Global credit rating agency Moody’s stated that the government’s ambitious plan of capital infusion to the tune of Rs.2.11 lakh crore into public sector banks will not be sufficient for credit growth in the country. Capital shortfalls of public sector banks in the recent years have been attributed to their asset quality problems and their inability to raise additional capital owing to declining share prices.
Alka Anbarasu, vice president and senior credit officer of Moody’s, stated that this capital infusion will resolve some of the capital requirements of public sector banks on a broader level. However, this will not be enough to meet the requirements of capital growth. She also noted that the capital infusion budgeted for the current fiscal year is likely to result in a modest credit growth of 6% to 8%.
In October 2017, the government announced its plan for Rs.2.11 lakh crore additional capital infusion into the 21 state-run banks in the country. This recapitalisation is scheduled to happen over two fiscal years, 2017-18 and 2018-19. As part of this plan, the government will infuse Rs.65,000 crore this year in various public sector banks.

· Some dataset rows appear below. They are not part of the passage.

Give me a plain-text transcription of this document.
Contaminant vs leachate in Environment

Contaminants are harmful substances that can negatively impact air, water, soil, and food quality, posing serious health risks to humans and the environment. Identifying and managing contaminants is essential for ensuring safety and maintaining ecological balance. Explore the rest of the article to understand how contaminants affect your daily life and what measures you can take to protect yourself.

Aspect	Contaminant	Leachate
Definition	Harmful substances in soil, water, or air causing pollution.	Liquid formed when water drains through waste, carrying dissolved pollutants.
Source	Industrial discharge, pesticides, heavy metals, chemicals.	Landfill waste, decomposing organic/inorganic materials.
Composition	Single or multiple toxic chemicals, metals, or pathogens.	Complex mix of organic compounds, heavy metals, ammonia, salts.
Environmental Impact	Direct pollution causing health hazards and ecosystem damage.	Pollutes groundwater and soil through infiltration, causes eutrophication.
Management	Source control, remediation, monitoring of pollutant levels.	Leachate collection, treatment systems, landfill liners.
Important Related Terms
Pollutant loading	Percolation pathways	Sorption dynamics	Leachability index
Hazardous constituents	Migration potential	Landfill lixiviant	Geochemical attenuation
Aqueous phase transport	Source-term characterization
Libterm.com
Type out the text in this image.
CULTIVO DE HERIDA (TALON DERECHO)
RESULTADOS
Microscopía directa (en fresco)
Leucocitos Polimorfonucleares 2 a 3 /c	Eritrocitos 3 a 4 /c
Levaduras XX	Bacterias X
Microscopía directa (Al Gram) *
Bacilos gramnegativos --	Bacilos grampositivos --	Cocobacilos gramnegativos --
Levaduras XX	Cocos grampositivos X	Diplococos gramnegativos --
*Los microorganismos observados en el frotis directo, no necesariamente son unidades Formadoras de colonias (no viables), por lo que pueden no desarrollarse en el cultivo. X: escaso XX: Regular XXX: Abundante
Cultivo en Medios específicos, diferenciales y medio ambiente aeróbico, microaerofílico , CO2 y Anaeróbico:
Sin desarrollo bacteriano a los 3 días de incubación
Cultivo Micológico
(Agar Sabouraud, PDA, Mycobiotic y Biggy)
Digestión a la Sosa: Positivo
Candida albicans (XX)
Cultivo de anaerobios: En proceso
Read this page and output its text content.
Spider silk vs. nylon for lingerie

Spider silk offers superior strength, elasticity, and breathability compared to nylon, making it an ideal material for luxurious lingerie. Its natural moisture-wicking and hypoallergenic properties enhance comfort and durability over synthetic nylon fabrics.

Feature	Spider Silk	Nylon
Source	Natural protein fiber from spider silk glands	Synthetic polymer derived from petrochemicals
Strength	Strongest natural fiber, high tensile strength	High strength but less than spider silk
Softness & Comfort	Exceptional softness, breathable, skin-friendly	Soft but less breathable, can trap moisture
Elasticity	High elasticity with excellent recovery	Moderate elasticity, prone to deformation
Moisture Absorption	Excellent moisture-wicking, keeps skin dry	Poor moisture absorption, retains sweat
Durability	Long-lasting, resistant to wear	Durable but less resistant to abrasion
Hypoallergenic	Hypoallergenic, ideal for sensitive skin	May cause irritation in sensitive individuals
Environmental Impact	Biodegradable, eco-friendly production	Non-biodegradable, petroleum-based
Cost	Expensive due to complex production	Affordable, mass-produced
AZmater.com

Moody’s stated that the capital infusion happening this fiscal year will help the banks achieve common equity tier 1 (CIET1) ratio of 8% by March next year.
Capital shortage in public sector banks are higher than what the government has originally expected at the time of recapitalisation announcement. Under the original plan, banks were supposed to raise a portion of the capital. However, most banks fell short already and it is likely to get even more difficult in the future since these banks have witnessed a major decline in share prices.
Moody’s Indian affiliate Icra stated that the asset quality problems of public sector banks in the country reached its peak in March 2018 owing to faster recognition of stressed assets. It also noted that further additions to gross non-performing assets will worsen the asset quality of banks even further.